Wellness tech on site at workplace
Terwilliger tends to the health and wellness of about 425 workers at the Kansas City, Mo., call center and offices of Johnson Controls, a global heating, ventilation, air conditioning and automotive parts company. Several dozen workers had Twine installed on their devices in the first week.
"It's allowed me to extend the amount of time and communication I've been able to extend to the employees," Terwilliger said. "The software really allows us to supplement that face-to-face interaction between visits with employees."
Twine's wellness technology grew out of behavioral science and psychology research that CEO and Co-founder Dr. John Moore did at the MIT Media Lab. Twine has published several scientific studies attesting to the effectiveness of its wellness technology for people with chronic conditions, like diabetes and hypertension.
How Twine works
"Behavior change comes from cocreating an action plan with the patient so that the patient is really intimately involved in creating the plan so the plan is something they believe in," Moore said. "And then it's synchronizing the plan so they can get support from the technology on a daily basis, but then connecting back with that human who cocreated the plan with really powerful communication tools so they can get the help they need right when they need it."
The Twine platform essentially acts as a multiclient dashboard for the coach. It is an interactive mobile-centric communication app for clients who log health metrics, such as blood sugar levels or exercise steps, so the coach can track progress and send feedback via secure Facebook Messenger-style text or recommend educational resources.
Individualized programs either use incentives as part of the employee's wellness or are incentiveless.
Twine deal with Wellness Coaches
Under the deal with Wellness Coaches, which bills itself as the country's largest wellness coaching provider, Twine is being deployed initially at 175 worksites, and the coaching company said it expects to extend the wellness technology to all its locations.
Another Wellness Coaches coach, Jeremy Smith, is assigned to another Johnson Controls location in Dallas, Texas.

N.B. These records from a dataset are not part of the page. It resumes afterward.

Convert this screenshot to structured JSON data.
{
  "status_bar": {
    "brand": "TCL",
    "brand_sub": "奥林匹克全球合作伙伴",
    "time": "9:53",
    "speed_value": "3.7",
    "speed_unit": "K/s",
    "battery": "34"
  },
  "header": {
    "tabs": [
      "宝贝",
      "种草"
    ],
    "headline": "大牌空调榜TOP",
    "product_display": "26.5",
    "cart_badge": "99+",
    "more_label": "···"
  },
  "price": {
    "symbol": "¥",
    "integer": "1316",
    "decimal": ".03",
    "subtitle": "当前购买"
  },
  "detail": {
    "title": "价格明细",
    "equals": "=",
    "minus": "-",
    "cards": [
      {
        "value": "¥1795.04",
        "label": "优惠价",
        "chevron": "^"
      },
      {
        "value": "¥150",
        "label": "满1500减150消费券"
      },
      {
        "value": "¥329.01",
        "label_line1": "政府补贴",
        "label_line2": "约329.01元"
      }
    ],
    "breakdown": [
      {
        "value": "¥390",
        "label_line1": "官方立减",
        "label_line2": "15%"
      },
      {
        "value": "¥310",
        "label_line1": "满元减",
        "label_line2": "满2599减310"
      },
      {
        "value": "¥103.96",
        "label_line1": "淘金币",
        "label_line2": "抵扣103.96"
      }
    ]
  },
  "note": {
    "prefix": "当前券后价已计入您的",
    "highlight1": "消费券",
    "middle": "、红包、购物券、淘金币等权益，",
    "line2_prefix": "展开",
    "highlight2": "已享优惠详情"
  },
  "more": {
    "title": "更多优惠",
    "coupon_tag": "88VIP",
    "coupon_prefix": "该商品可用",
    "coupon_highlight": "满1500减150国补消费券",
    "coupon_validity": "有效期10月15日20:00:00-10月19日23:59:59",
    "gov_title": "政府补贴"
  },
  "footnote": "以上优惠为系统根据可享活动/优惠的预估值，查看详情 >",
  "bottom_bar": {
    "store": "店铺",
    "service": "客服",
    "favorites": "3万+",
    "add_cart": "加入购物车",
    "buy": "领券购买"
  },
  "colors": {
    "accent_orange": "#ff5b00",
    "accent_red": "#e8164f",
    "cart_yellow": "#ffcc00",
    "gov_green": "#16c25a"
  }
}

Smith and Terwilliger received a day of training on the Twine wellness technology from Wellness Coaches, and Smith had just started with Twine at the time he was interviewed by SearchFinancialApplications.
At Smith's worksite, employees work a rolling three-shift system, so many employees aren't around to meet Smith for one-on-one coaching sessions.
Dr. John MooreTwine
"I'm pretty excited to use the technology," Smith said. "If the employees have their phones on in the break room, they just have to open the app and ask me a question. There's a convenience factor there."
"I don't know how many millions of hours Americans are on their phone, but I just think it makes sense to have a wellness option on there," he said.
Targeting workplace health providers
Meanwhile, while Twine started out a few years ago working with hospital healthcare providers and accountable care organizations, now the company focuses on workplace health and wellness providers (some of which are healthcare systems), self-insured organizations and companies with on-site health clinics.
"The most exciting innovation in healthcare is going to happen with worksite health providers," Moore said. "It's because the incentives are aligned to provide better care at lower cost, while the mainstream healthcare system is still a fee-for-service hamster wheel."
"Employers are sick and tired of increasing premiums, and they are going to take matters into their own hands," Moore said.